We developed this online tool and we sent it to around 56 genitourinary oncologists practicing in bladder cancer [along] with a list of criteria like performance status, age, renal creatinine clearance, hearing loss, neuropathy, etc. Over 80% of the [physicians] came back with their responses and had the option to add other factors. Then we fine-tuned the survey and sent round 2. Based on that, we came up with a consensus that age is not a criterion for patients cannot be given platinum or carboplatin and a creatinine clearance of less 30 milliliters per minute is the group of patients that physicians would not feel comfortable giving carboplatin to. [Also], neuropathy grade ≥3 and equal performance status of grade ≥3. These 4 criteria define a patient to be platinum ineligible.
Once we know the results from the ongoing trials, we'll know more about how this evolves. This is a good step in the direction toward trying to define the subset of patients and provide guidance to oncologists about when to use immunotherapy.
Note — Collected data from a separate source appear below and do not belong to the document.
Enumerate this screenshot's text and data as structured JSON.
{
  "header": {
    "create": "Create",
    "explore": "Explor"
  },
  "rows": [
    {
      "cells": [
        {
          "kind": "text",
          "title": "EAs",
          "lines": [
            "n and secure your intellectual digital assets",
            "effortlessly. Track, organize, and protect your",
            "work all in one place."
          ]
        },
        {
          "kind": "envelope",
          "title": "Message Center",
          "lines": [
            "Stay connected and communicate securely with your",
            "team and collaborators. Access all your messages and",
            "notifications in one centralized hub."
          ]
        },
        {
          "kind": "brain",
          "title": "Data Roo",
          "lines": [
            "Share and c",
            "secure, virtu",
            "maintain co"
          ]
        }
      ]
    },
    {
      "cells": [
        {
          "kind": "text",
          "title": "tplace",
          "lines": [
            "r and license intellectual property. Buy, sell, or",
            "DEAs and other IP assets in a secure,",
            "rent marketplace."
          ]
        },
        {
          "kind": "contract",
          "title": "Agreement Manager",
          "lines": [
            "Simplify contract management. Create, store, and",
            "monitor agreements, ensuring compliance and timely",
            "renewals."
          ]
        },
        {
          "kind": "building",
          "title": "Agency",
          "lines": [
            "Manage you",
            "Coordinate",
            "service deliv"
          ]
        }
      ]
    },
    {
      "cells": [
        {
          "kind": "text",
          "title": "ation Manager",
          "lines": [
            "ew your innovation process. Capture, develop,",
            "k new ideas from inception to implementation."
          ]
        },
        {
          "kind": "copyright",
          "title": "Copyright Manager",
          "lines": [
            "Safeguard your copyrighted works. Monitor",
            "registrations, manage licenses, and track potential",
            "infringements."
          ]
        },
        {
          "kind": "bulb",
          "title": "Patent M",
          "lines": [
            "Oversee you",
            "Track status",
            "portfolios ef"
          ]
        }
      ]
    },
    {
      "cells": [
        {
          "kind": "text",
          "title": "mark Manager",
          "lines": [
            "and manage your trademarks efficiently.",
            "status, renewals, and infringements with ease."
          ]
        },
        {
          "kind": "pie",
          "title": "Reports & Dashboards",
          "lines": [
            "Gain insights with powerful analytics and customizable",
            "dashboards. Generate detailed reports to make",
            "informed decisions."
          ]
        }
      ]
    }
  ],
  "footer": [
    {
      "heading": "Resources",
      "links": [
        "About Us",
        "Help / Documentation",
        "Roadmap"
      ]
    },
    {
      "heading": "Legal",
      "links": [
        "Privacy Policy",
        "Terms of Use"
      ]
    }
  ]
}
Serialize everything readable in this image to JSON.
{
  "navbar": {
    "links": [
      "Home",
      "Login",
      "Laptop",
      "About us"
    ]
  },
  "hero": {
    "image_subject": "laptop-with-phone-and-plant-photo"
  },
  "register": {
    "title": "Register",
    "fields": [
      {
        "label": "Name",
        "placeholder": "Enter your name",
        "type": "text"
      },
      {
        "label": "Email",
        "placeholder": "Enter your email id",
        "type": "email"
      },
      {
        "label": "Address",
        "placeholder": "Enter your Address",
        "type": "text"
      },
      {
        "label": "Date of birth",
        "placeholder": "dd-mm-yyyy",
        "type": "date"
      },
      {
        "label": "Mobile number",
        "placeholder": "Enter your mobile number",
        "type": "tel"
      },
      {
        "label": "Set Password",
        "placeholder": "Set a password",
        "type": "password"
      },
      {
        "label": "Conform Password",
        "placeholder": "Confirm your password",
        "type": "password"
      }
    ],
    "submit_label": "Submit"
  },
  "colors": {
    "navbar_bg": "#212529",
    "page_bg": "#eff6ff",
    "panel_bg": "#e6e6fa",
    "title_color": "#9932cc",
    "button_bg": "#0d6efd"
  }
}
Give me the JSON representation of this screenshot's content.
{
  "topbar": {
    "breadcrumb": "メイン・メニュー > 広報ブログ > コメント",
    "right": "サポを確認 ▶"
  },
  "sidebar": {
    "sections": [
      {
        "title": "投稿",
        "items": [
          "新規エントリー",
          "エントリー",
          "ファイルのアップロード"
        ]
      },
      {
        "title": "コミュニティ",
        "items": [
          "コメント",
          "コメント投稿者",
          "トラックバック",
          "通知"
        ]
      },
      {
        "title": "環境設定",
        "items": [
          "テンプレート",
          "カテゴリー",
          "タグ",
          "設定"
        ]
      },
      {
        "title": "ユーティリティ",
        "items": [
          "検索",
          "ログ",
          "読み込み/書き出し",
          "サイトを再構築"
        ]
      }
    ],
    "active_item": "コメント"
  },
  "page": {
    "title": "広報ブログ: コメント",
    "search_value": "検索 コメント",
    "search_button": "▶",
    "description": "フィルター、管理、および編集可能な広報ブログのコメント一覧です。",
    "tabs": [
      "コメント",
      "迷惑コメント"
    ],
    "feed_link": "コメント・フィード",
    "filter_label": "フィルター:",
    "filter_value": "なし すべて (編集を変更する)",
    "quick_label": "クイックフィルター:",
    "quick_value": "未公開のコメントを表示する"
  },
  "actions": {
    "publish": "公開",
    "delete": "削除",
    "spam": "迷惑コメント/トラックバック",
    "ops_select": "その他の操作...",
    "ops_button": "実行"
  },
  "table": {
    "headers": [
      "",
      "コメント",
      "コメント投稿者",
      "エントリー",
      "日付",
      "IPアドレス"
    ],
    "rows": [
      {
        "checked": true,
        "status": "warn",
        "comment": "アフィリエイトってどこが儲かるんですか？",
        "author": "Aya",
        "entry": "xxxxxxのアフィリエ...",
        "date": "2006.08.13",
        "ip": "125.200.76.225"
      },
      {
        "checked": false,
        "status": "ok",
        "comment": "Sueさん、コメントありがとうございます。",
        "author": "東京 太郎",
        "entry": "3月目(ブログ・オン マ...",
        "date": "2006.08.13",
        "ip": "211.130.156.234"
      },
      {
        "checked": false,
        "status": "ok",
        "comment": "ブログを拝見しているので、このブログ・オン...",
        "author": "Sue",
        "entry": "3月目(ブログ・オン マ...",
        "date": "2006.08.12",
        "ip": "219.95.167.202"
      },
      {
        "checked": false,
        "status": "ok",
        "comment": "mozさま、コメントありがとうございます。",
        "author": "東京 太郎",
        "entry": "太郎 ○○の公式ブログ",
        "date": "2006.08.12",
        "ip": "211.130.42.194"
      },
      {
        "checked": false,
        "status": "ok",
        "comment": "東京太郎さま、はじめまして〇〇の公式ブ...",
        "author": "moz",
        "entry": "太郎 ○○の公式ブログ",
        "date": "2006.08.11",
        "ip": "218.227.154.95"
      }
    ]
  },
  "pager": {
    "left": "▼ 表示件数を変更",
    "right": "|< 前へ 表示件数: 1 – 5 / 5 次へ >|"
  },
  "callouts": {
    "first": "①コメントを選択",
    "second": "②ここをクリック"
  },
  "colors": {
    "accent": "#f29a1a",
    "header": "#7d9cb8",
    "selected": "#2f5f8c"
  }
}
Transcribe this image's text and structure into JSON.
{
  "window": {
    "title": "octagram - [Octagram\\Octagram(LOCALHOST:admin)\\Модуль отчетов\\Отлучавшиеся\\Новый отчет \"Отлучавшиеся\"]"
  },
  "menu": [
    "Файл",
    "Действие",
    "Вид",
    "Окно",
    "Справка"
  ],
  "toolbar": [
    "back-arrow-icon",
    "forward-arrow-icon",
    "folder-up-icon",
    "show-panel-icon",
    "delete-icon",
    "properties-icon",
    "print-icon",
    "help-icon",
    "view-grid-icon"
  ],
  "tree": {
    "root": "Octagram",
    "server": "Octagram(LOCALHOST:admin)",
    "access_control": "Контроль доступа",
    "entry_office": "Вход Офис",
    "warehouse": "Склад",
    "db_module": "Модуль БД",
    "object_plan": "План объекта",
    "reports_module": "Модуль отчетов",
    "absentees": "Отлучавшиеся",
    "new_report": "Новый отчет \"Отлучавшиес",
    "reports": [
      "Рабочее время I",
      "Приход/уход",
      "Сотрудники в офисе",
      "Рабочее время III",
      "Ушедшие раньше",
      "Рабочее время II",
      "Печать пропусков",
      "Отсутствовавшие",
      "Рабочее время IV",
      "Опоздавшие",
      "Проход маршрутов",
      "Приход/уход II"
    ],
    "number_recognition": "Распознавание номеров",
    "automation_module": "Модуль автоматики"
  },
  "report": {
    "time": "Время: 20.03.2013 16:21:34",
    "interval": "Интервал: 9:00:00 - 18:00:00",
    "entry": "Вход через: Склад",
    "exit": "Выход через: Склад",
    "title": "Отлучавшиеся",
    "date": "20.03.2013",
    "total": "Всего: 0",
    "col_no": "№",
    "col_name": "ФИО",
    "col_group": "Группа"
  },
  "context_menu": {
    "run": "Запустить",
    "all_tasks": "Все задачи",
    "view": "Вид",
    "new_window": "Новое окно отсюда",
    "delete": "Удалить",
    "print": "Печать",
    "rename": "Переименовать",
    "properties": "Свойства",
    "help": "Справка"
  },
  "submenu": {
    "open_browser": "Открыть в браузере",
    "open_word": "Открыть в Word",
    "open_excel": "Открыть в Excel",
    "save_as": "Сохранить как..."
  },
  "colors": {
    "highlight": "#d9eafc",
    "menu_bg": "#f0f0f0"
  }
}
TARGETED ONCOLOGY: Is there any other research you find particularly hopeful for treatment ofmetastatic bladder cancer?
Gupta: [The abstracts I found hopeful] at the ASCO meeting in bladder cancer were the maintenance trial of pembrolizumab in metastatic bladder cancer, which I collaborated on with Matt Galsky. This is the first time that we've looked at the switch maintenance strategy of immunotherapy in patients who have at least stable disease following first-line platinum-based chemotherapy and we'll know whether moving immunotherapy early on confers an advantage or not.
The second trial we're looking forward to is [Jonathan E. Rosenberg’s] CALGB 90601 trial where he tested whether the addition of VEGF antibody bevacizumab [Avastin] to gemcitabine and cisplatin compared to gemcitabine and cisplatin alone is better. We were excited to see what the data showed.
TARGETED ONCOLOGY: What do we need to do going forward to determine which patients are most optimal to receive immunotherapy?
Gupta: Immunotherapy has changed the way we treat bladder. We didn't have any therapies for the past 40 years. However, we only see responses in about 20% to 25% of patients. We need to do a much better job at identifying patients who will not respond to immunotherapy and spare them the treatment and the risk of having disease progression and also financial toxicity.
Biomarkers are definitely an unmet need, but we don't have a clear sense of which is a good biomarker. PD-L1 status has not panned out to be a biomarker by itself and tumor mutational burden needs to be validated further. [I believe that], we need to tie in multiple biomarkers to come up with a composite sense of which patients may or may not respond to immunotherapy, and we are not there yet.
TARGETED ONCOLOGY: Do believe there will always be a role for platinum-based chemotherapy, or will new regimens eventually replace it?
Gupta: I think we are seeing more and more therapies in the refractory setting. Recently, the FGFR3 inhibitor got approved, which is great. We've seen good data with enfortumab vedotin and other [agents]. The key question of whether chemotherapy will [remain] the backbone for first-line therapy will be answered with the ongoing KEYNOTE-361 and other trials where they're combining platinum-based chemotherapy with immunotherapy and comparing it against chemotherapy alone and immunotherapy alone. Those trials are going to provide us the much-needed answers.